The federal government reached an agreement with the Labor opposition to pass amendments to the Murray-Darling Basin Plan (MDBP) on May 8, effectively ensuring less water will flow to the environment in the southern basin.
The deal sidelined negotiations with cross-bench Senators and scuttled a move by the Greens to request a disallowance motion for the vote because of environmental concerns.
In response, Senator Sarah Hanson-Young tweeted: "Labor sells out the environment, the River Murray and ultimately they’ve sold out South Australia. Doing [a] deal with the National Party to cut environmental flows in favour of big corporate irrigators says everything."
She added that South Australia was being "screwed" by the plan and, when speaking to the ABC, said: "Last week I was down at the bottom of the river — at the river mouth — it's sick, it's dying and we're not getting the water we were promised coming through the system."

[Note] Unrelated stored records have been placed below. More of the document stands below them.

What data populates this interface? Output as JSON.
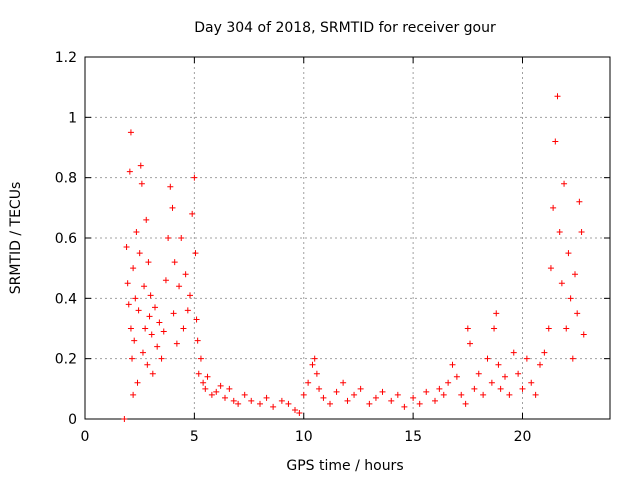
{
  "chart_data": {
    "type": "scatter",
    "title": "Day 304 of 2018, SRMTID for receiver gour",
    "xlabel": "GPS time / hours",
    "ylabel": "SRMTID / TECUs",
    "xlim": [
      0,
      24
    ],
    "ylim": [
      0,
      1.2
    ],
    "xticks": [
      0,
      5,
      10,
      15,
      20
    ],
    "xtick_labels": [
      "0",
      "5",
      "10",
      "15",
      "20"
    ],
    "yticks": [
      0,
      0.2,
      0.4,
      0.6,
      0.8,
      1,
      1.2
    ],
    "ytick_labels": [
      "0",
      "0.2",
      "0.4",
      "0.6",
      "0.8",
      "1",
      "1.2"
    ],
    "grid": true,
    "marker": "plus",
    "marker_color": "#ff0000",
    "series": [
      {
        "name": "SRMTID",
        "x": [
          1.8,
          1.9,
          1.95,
          2.0,
          2.05,
          2.1,
          2.1,
          2.15,
          2.2,
          2.2,
          2.25,
          2.3,
          2.35,
          2.4,
          2.45,
          2.5,
          2.55,
          2.6,
          2.65,
          2.7,
          2.75,
          2.8,
          2.85,
          2.9,
          2.95,
          3.0,
          3.05,
          3.1,
          3.2,
          3.3,
          3.4,
          3.5,
          3.6,
          3.7,
          3.8,
          3.9,
          4.0,
          4.05,
          4.1,
          4.2,
          4.3,
          4.4,
          4.5,
          4.6,
          4.7,
          4.8,
          4.9,
          5.0,
          5.05,
          5.1,
          5.15,
          5.2,
          5.3,
          5.4,
          5.5,
          5.6,
          5.8,
          6.0,
          6.2,
          6.4,
          6.6,
          6.8,
          7.0,
          7.3,
          7.6,
          8.0,
          8.3,
          8.6,
          9.0,
          9.3,
          9.6,
          9.8,
          10.0,
          10.2,
          10.4,
          10.5,
          10.6,
          10.7,
          10.9,
          11.2,
          11.5,
          11.8,
          12.0,
          12.3,
          12.6,
          13.0,
          13.3,
          13.6,
          14.0,
          14.3,
          14.6,
          15.0,
          15.3,
          15.6,
          16.0,
          16.2,
          16.4,
          16.6,
          16.8,
          17.0,
          17.2,
          17.4,
          17.5,
          17.6,
          17.8,
          18.0,
          18.2,
          18.4,
          18.6,
          18.7,
          18.8,
          18.9,
          19.0,
          19.2,
          19.4,
          19.6,
          19.8,
          20.0,
          20.2,
          20.4,
          20.6,
          20.8,
          21.0,
          21.2,
          21.3,
          21.4,
          21.5,
          21.6,
          21.7,
          21.8,
          21.9,
          22.0,
          22.1,
          22.2,
          22.3,
          22.4,
          22.5,
          22.6,
          22.7,
          22.8
        ],
        "y": [
          0.0,
          0.57,
          0.45,
          0.38,
          0.82,
          0.95,
          0.3,
          0.2,
          0.08,
          0.5,
          0.26,
          0.4,
          0.62,
          0.12,
          0.36,
          0.55,
          0.84,
          0.78,
          0.22,
          0.44,
          0.3,
          0.66,
          0.18,
          0.52,
          0.34,
          0.41,
          0.28,
          0.15,
          0.37,
          0.24,
          0.32,
          0.2,
          0.29,
          0.46,
          0.6,
          0.77,
          0.7,
          0.35,
          0.52,
          0.25,
          0.44,
          0.6,
          0.3,
          0.48,
          0.36,
          0.41,
          0.68,
          0.8,
          0.55,
          0.33,
          0.26,
          0.15,
          0.2,
          0.12,
          0.1,
          0.14,
          0.08,
          0.09,
          0.11,
          0.07,
          0.1,
          0.06,
          0.05,
          0.08,
          0.06,
          0.05,
          0.07,
          0.04,
          0.06,
          0.05,
          0.03,
          0.02,
          0.08,
          0.12,
          0.18,
          0.2,
          0.15,
          0.1,
          0.07,
          0.05,
          0.09,
          0.12,
          0.06,
          0.08,
          0.1,
          0.05,
          0.07,
          0.09,
          0.06,
          0.08,
          0.04,
          0.07,
          0.05,
          0.09,
          0.06,
          0.1,
          0.08,
          0.12,
          0.18,
          0.14,
          0.08,
          0.05,
          0.3,
          0.25,
          0.1,
          0.15,
          0.08,
          0.2,
          0.12,
          0.3,
          0.35,
          0.18,
          0.1,
          0.14,
          0.08,
          0.22,
          0.15,
          0.1,
          0.2,
          0.12,
          0.08,
          0.18,
          0.22,
          0.3,
          0.5,
          0.7,
          0.92,
          1.07,
          0.62,
          0.45,
          0.78,
          0.3,
          0.55,
          0.4,
          0.2,
          0.48,
          0.35,
          0.72,
          0.62,
          0.28
        ]
      }
    ]
  }
}
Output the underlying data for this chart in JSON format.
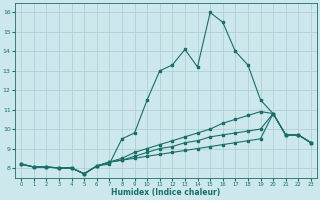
{
  "xlabel": "Humidex (Indice chaleur)",
  "bg_color": "#cce8ec",
  "grid_color": "#b0ced4",
  "line_color": "#1a6e6a",
  "xlim": [
    -0.5,
    23.5
  ],
  "ylim": [
    7.5,
    16.5
  ],
  "yticks": [
    8,
    9,
    10,
    11,
    12,
    13,
    14,
    15,
    16
  ],
  "xticks": [
    0,
    1,
    2,
    3,
    4,
    5,
    6,
    7,
    8,
    9,
    10,
    11,
    12,
    13,
    14,
    15,
    16,
    17,
    18,
    19,
    20,
    21,
    22,
    23
  ],
  "line1_x": [
    0,
    1,
    2,
    3,
    4,
    5,
    6,
    7,
    8,
    9,
    10,
    11,
    12,
    13,
    14,
    15,
    16,
    17,
    18,
    19,
    20,
    21,
    22,
    23
  ],
  "line1_y": [
    8.2,
    8.05,
    8.05,
    8.0,
    8.0,
    7.7,
    8.1,
    8.2,
    9.5,
    9.8,
    11.5,
    13.0,
    13.3,
    14.1,
    13.2,
    16.0,
    15.5,
    14.0,
    13.3,
    11.5,
    10.8,
    9.7,
    9.7,
    9.3
  ],
  "line2_x": [
    0,
    1,
    2,
    3,
    4,
    5,
    6,
    7,
    8,
    9,
    10,
    11,
    12,
    13,
    14,
    15,
    16,
    17,
    18,
    19,
    20,
    21,
    22,
    23
  ],
  "line2_y": [
    8.2,
    8.05,
    8.05,
    8.0,
    8.0,
    7.7,
    8.1,
    8.3,
    8.5,
    8.8,
    9.0,
    9.2,
    9.4,
    9.6,
    9.8,
    10.0,
    10.3,
    10.5,
    10.7,
    10.9,
    10.8,
    9.7,
    9.7,
    9.3
  ],
  "line3_x": [
    0,
    1,
    2,
    3,
    4,
    5,
    6,
    7,
    8,
    9,
    10,
    11,
    12,
    13,
    14,
    15,
    16,
    17,
    18,
    19,
    20,
    21,
    22,
    23
  ],
  "line3_y": [
    8.2,
    8.05,
    8.05,
    8.0,
    8.0,
    7.7,
    8.1,
    8.3,
    8.4,
    8.6,
    8.8,
    9.0,
    9.1,
    9.3,
    9.4,
    9.6,
    9.7,
    9.8,
    9.9,
    10.0,
    10.8,
    9.7,
    9.7,
    9.3
  ],
  "line4_x": [
    0,
    1,
    2,
    3,
    4,
    5,
    6,
    7,
    8,
    9,
    10,
    11,
    12,
    13,
    14,
    15,
    16,
    17,
    18,
    19,
    20,
    21,
    22,
    23
  ],
  "line4_y": [
    8.2,
    8.05,
    8.05,
    8.0,
    8.0,
    7.7,
    8.1,
    8.3,
    8.4,
    8.5,
    8.6,
    8.7,
    8.8,
    8.9,
    9.0,
    9.1,
    9.2,
    9.3,
    9.4,
    9.5,
    10.8,
    9.7,
    9.7,
    9.3
  ]
}
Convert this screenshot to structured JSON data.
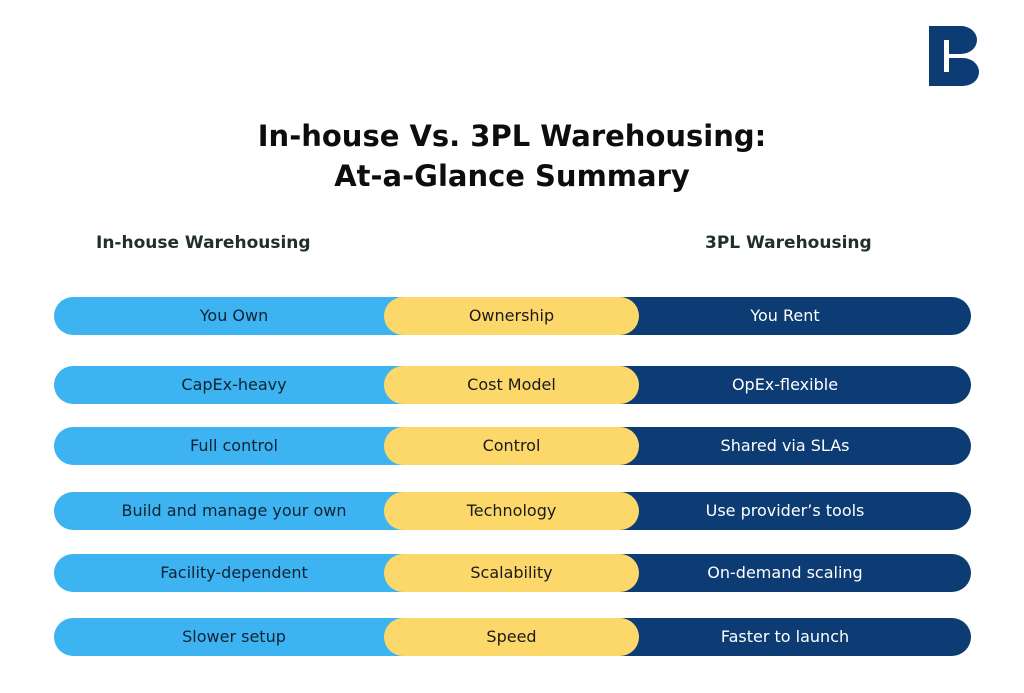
{
  "title_line1": "In-house Vs. 3PL Warehousing:",
  "title_line2": "At-a-Glance Summary",
  "left_heading": "In-house Warehousing",
  "right_heading": "3PL Warehousing",
  "colors": {
    "left": "#3db3f1",
    "middle": "#fcd86a",
    "right": "#0d3b74",
    "logo": "#0d3b74"
  },
  "rows": [
    {
      "left": "You Own",
      "middle": "Ownership",
      "right": "You Rent"
    },
    {
      "left": "CapEx-heavy",
      "middle": "Cost Model",
      "right": "OpEx-flexible"
    },
    {
      "left": "Full control",
      "middle": "Control",
      "right": "Shared via SLAs"
    },
    {
      "left": "Build and manage your own",
      "middle": "Technology",
      "right": "Use provider’s tools"
    },
    {
      "left": "Facility-dependent",
      "middle": "Scalability",
      "right": "On-demand scaling"
    },
    {
      "left": "Slower setup",
      "middle": "Speed",
      "right": "Faster to launch"
    }
  ]
}
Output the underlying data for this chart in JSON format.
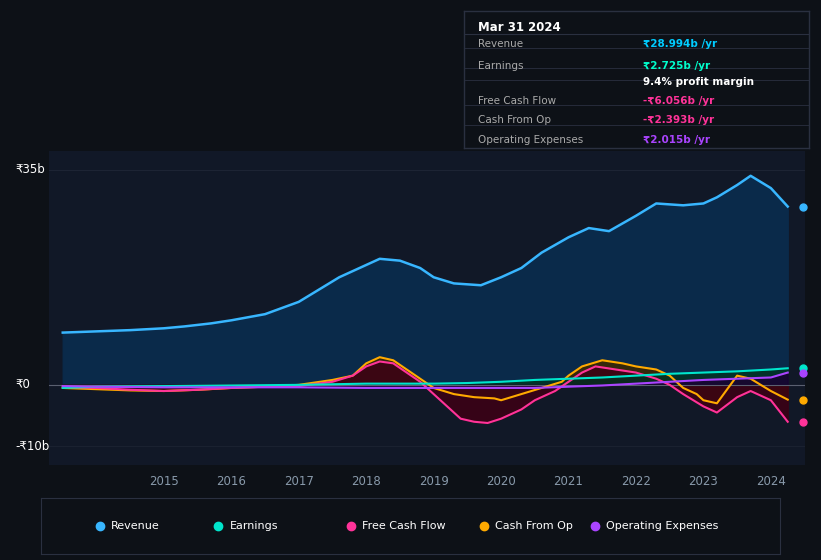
{
  "bg_color": "#0d1117",
  "plot_bg_color": "#111827",
  "grid_color": "#1e2535",
  "zero_line_color": "#5a6070",
  "ylabel_35b": "₹35b",
  "ylabel_0": "₹0",
  "ylabel_neg10b": "-₹10b",
  "legend_items": [
    {
      "label": "Revenue",
      "color": "#38b6ff"
    },
    {
      "label": "Earnings",
      "color": "#00e5cc"
    },
    {
      "label": "Free Cash Flow",
      "color": "#ff3399"
    },
    {
      "label": "Cash From Op",
      "color": "#ffaa00"
    },
    {
      "label": "Operating Expenses",
      "color": "#aa44ff"
    }
  ],
  "info_box": {
    "title": "Mar 31 2024",
    "rows": [
      {
        "label": "Revenue",
        "value": "₹28.994b /yr",
        "value_color": "#00ccff"
      },
      {
        "label": "Earnings",
        "value": "₹2.725b /yr",
        "value_color": "#00ffcc"
      },
      {
        "label": "",
        "value": "9.4% profit margin",
        "value_color": "#ffffff"
      },
      {
        "label": "Free Cash Flow",
        "value": "-₹6.056b /yr",
        "value_color": "#ff3399"
      },
      {
        "label": "Cash From Op",
        "value": "-₹2.393b /yr",
        "value_color": "#ff3399"
      },
      {
        "label": "Operating Expenses",
        "value": "₹2.015b /yr",
        "value_color": "#aa44ff"
      }
    ]
  },
  "revenue_x": [
    2013.5,
    2014.0,
    2014.5,
    2015.0,
    2015.3,
    2015.7,
    2016.0,
    2016.5,
    2017.0,
    2017.3,
    2017.6,
    2018.0,
    2018.2,
    2018.5,
    2018.8,
    2019.0,
    2019.3,
    2019.7,
    2020.0,
    2020.3,
    2020.6,
    2021.0,
    2021.3,
    2021.6,
    2022.0,
    2022.3,
    2022.7,
    2023.0,
    2023.2,
    2023.5,
    2023.7,
    2024.0,
    2024.25
  ],
  "revenue_y": [
    8.5,
    8.7,
    8.9,
    9.2,
    9.5,
    10.0,
    10.5,
    11.5,
    13.5,
    15.5,
    17.5,
    19.5,
    20.5,
    20.2,
    19.0,
    17.5,
    16.5,
    16.2,
    17.5,
    19.0,
    21.5,
    24.0,
    25.5,
    25.0,
    27.5,
    29.5,
    29.2,
    29.5,
    30.5,
    32.5,
    34.0,
    32.0,
    29.0
  ],
  "earnings_x": [
    2013.5,
    2014.0,
    2015.0,
    2016.0,
    2017.0,
    2018.0,
    2019.0,
    2019.5,
    2020.0,
    2020.5,
    2021.0,
    2021.5,
    2022.0,
    2022.5,
    2023.0,
    2023.5,
    2024.0,
    2024.25
  ],
  "earnings_y": [
    -0.5,
    -0.3,
    -0.2,
    -0.1,
    0.0,
    0.2,
    0.2,
    0.3,
    0.5,
    0.8,
    1.0,
    1.2,
    1.5,
    1.8,
    2.0,
    2.2,
    2.5,
    2.7
  ],
  "fcf_x": [
    2013.5,
    2014.0,
    2014.5,
    2015.0,
    2015.5,
    2016.0,
    2016.5,
    2017.0,
    2017.5,
    2017.8,
    2018.0,
    2018.2,
    2018.4,
    2018.6,
    2018.8,
    2019.0,
    2019.2,
    2019.4,
    2019.6,
    2019.8,
    2020.0,
    2020.3,
    2020.5,
    2020.8,
    2021.0,
    2021.2,
    2021.4,
    2021.7,
    2022.0,
    2022.3,
    2022.5,
    2022.7,
    2023.0,
    2023.2,
    2023.5,
    2023.7,
    2024.0,
    2024.25
  ],
  "fcf_y": [
    -0.3,
    -0.5,
    -0.8,
    -1.0,
    -0.8,
    -0.5,
    -0.3,
    -0.2,
    0.5,
    1.5,
    3.0,
    3.8,
    3.5,
    2.0,
    0.5,
    -1.5,
    -3.5,
    -5.5,
    -6.0,
    -6.2,
    -5.5,
    -4.0,
    -2.5,
    -1.0,
    0.5,
    2.0,
    3.0,
    2.5,
    2.0,
    1.0,
    0.0,
    -1.5,
    -3.5,
    -4.5,
    -2.0,
    -1.0,
    -2.5,
    -6.0
  ],
  "cop_x": [
    2013.5,
    2014.0,
    2014.5,
    2015.0,
    2015.5,
    2016.0,
    2016.5,
    2017.0,
    2017.5,
    2017.8,
    2018.0,
    2018.2,
    2018.4,
    2018.6,
    2018.8,
    2019.0,
    2019.3,
    2019.6,
    2019.9,
    2020.0,
    2020.3,
    2020.6,
    2020.9,
    2021.0,
    2021.2,
    2021.5,
    2021.8,
    2022.0,
    2022.3,
    2022.5,
    2022.7,
    2022.9,
    2023.0,
    2023.2,
    2023.5,
    2023.7,
    2024.0,
    2024.25
  ],
  "cop_y": [
    -0.5,
    -0.7,
    -0.9,
    -1.0,
    -0.8,
    -0.5,
    -0.3,
    0.0,
    0.8,
    1.5,
    3.5,
    4.5,
    4.0,
    2.5,
    1.0,
    -0.5,
    -1.5,
    -2.0,
    -2.2,
    -2.5,
    -1.5,
    -0.5,
    0.5,
    1.5,
    3.0,
    4.0,
    3.5,
    3.0,
    2.5,
    1.5,
    -0.5,
    -1.5,
    -2.5,
    -3.0,
    1.5,
    1.0,
    -1.0,
    -2.4
  ],
  "opex_x": [
    2013.5,
    2014.0,
    2015.0,
    2016.0,
    2017.0,
    2018.0,
    2019.0,
    2019.5,
    2020.0,
    2020.5,
    2021.0,
    2021.5,
    2022.0,
    2022.5,
    2023.0,
    2023.5,
    2024.0,
    2024.25
  ],
  "opex_y": [
    -0.2,
    -0.3,
    -0.4,
    -0.4,
    -0.4,
    -0.5,
    -0.5,
    -0.5,
    -0.5,
    -0.5,
    -0.3,
    -0.1,
    0.2,
    0.5,
    0.8,
    1.0,
    1.2,
    2.0
  ],
  "xlim": [
    2013.3,
    2024.5
  ],
  "ylim": [
    -13,
    38
  ],
  "xticks": [
    2015,
    2016,
    2017,
    2018,
    2019,
    2020,
    2021,
    2022,
    2023,
    2024
  ],
  "revenue_color": "#38b6ff",
  "revenue_fill": "#0a2a4a",
  "earnings_color": "#00e5cc",
  "earnings_fill": "#003322",
  "fcf_color": "#ff3399",
  "fcf_fill": "#3d0015",
  "cop_color": "#ffaa00",
  "cop_fill": "#3d2800",
  "opex_color": "#aa44ff",
  "opex_fill": "#1a0033"
}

The Murray-Darling Basin Authority (MDBA), the body in charge of implementing the MDBP and, unsurprisingly, the big corporate irrigators, welcomed the agreement citing the certainty it would provide irrigators in "Australia's food-bowl".
Practically, the bipartisan amendment means 675GL (gigalitres, or a billion litres) will not come from direct water buybacks from irrigators and instead will be "recovered" through sustainable diversion limit (SDL) adjustment projects.
But there is widespread scepticism from scientists and other concerned parties whether the SDL projects can deliver the required outcomes practically, environmentally or at an equal or lesser cost to buybacks.
A week before the vote Wentworth Group of Concerned Scientists spokesperson Associate Professor Jamie Pittock voiced their concerns to farmonline.com.au: "We’re concerned that the Senate vote could be a de facto approval to spend $1.3 billion in taxes on these projects ... [that] before they are agreed ... should [be] exposed to proper scrutiny to ensure value for money per megalitre, as the MDBA standards requires.”
He added that “Victoria’s projects are more than double the agreed maximum cost”.
Peter Owen from the Wilderness Society was scathing, telling the ABC: "Once again our political process has failed. Greed and self-interest will now drive the internationally significant Lower Murray Lakes and Coorong to the brink.
"The one thing that our top scientists have been saying for decades now is we've got to reduce the amount of water we take out for irrigation and leave that water in the system, return environmental flows to the Murray.
"It would appear this will ultimately have to be decided in the High Court."
Indeed, the legality of the revised plan was questioned even before it was passed by the Australia Institute and the commissioner of the Adelaide-based Murray-Darling Basin Royal Commission Bret Walker SC, because it weakens the original targets and goes against the intent of the MDBP.
In an issues paper released on April 30, Walker outlined his concerns that "the MDBA has fallen into legal error" in part because "the Water Act, properly defined, requires environmental considerations to be paramount, and that economic and social outcomes are irrelevant".
Originally, the MDBP had set a target of 3200GL to be left in the river. This was the minimum amount recommended by environmental scientists and the CSIRO to ensure the health of the river. The political negotiations among the states eventually whittled this figure down to 2750GL and the latest tweaking will reduce that further.
While there have been some minor improvements in the health of the basin, even optimistic estimates indicate it will be decades before substantial improvements in the river system could be measured. While legal action may help reverse or even prevent any further undermining of the MDBP, what remains to be seen is whether the Murray-Darling system itself can survive while profits are prioritised over its conservation.